This is not a moment for shouting; it’s a moment for solutions. Shouting loudly might work for some, but it does not work for me.

And if some people are upset because my Government decided to raise the pay of Bahamian workers after years of stagnation, if that decision offends them, my only response is this: I don’t need permission to do the right thing.

We didn’t increase pay to score points. We did it because it was time, because Bahamian workers deserved it.

So to every mother, every father, every working Bahamian, this progress is about you. It’s about making your life a little easier, your work a little fairer, and your family a little stronger.

We can’t do that by fighting. We can only do it by talking, by listening, and by understanding that respect must flow both ways.

I always say we must ask ourselves who we are, and the kind of nation we want to be.

Do we want a Bahamas that breaks apart when times get tough, or one that comes together and solves its problems?

Do we want a culture of constant confrontation, or a culture of respect and cooperation?

I choose cooperation. I choose dialogue. I choose progress.

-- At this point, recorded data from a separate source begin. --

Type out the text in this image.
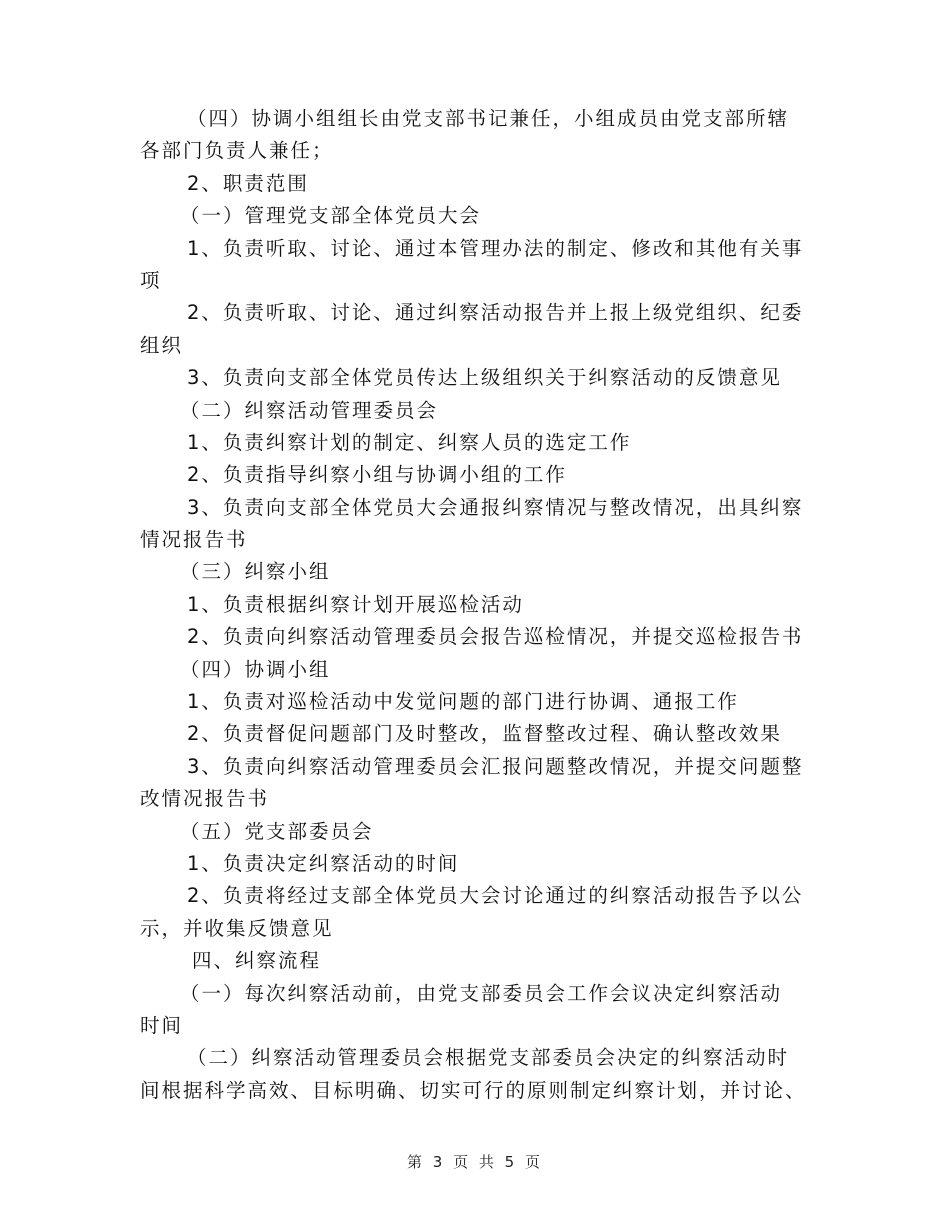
（四）协调小组组长由党支部书记兼任，小组成员由党支部所辖
各部门负责人兼任；
2、职责范围
（一）管理党支部全体党员大会
1、负责听取、讨论、通过本管理办法的制定、修改和其他有关事
项
2、负责听取、讨论、通过纠察活动报告并上报上级党组织、纪委
组织
3、负责向支部全体党员传达上级组织关于纠察活动的反馈意见
（二）纠察活动管理委员会
1、负责纠察计划的制定、纠察人员的选定工作
2、负责指导纠察小组与协调小组的工作
3、负责向支部全体党员大会通报纠察情况与整改情况，出具纠察
情况报告书
（三）纠察小组
1、负责根据纠察计划开展巡检活动
2、负责向纠察活动管理委员会报告巡检情况，并提交巡检报告书
（四）协调小组
1、负责对巡检活动中发觉问题的部门进行协调、通报工作
2、负责督促问题部门及时整改，监督整改过程、确认整改效果
3、负责向纠察活动管理委员会汇报问题整改情况，并提交问题整
改情况报告书
（五）党支部委员会
1、负责决定纠察活动的时间
2、负责将经过支部全体党员大会讨论通过的纠察活动报告予以公
示，并收集反馈意见
四、纠察流程
（一）每次纠察活动前，由党支部委员会工作会议决定纠察活动
时间
（二）纠察活动管理委员会根据党支部委员会决定的纠察活动时
间根据科学高效、目标明确、切实可行的原则制定纠察计划，并讨论、
第 3 页 共 5 页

Because when government and unions work together, families win. When we listen to each other, everyone moves forward.

That is what I am asking for tonight, a recommitment to partnership.

Let’s sit down. Let’s talk. Let’s find solutions. Let’s not lose sight of what matters most, the wellbeing of Bahamian families.

And I will not sit in any room where respect is not mutual and shouting is the only tool on the table.

My friends, tonight I want you to hear this clearly: I will always speak to you directly. I will always fight for fairness. And I will always put the Bahamian worker first.

The salary review being released tonight is proof of our commitment. The labour reforms now under consultation are proof of our vision for the future. And the steady improvements you’ve already seen, in pay, benefits, and opportunity, are proof that we are keeping our word.

We’ve come too far to turn back now.

Let’s keep walking forward together, calmly, confidently, and with hope.

May God bless each of you, your families, and the Commonwealth of The Bahamas.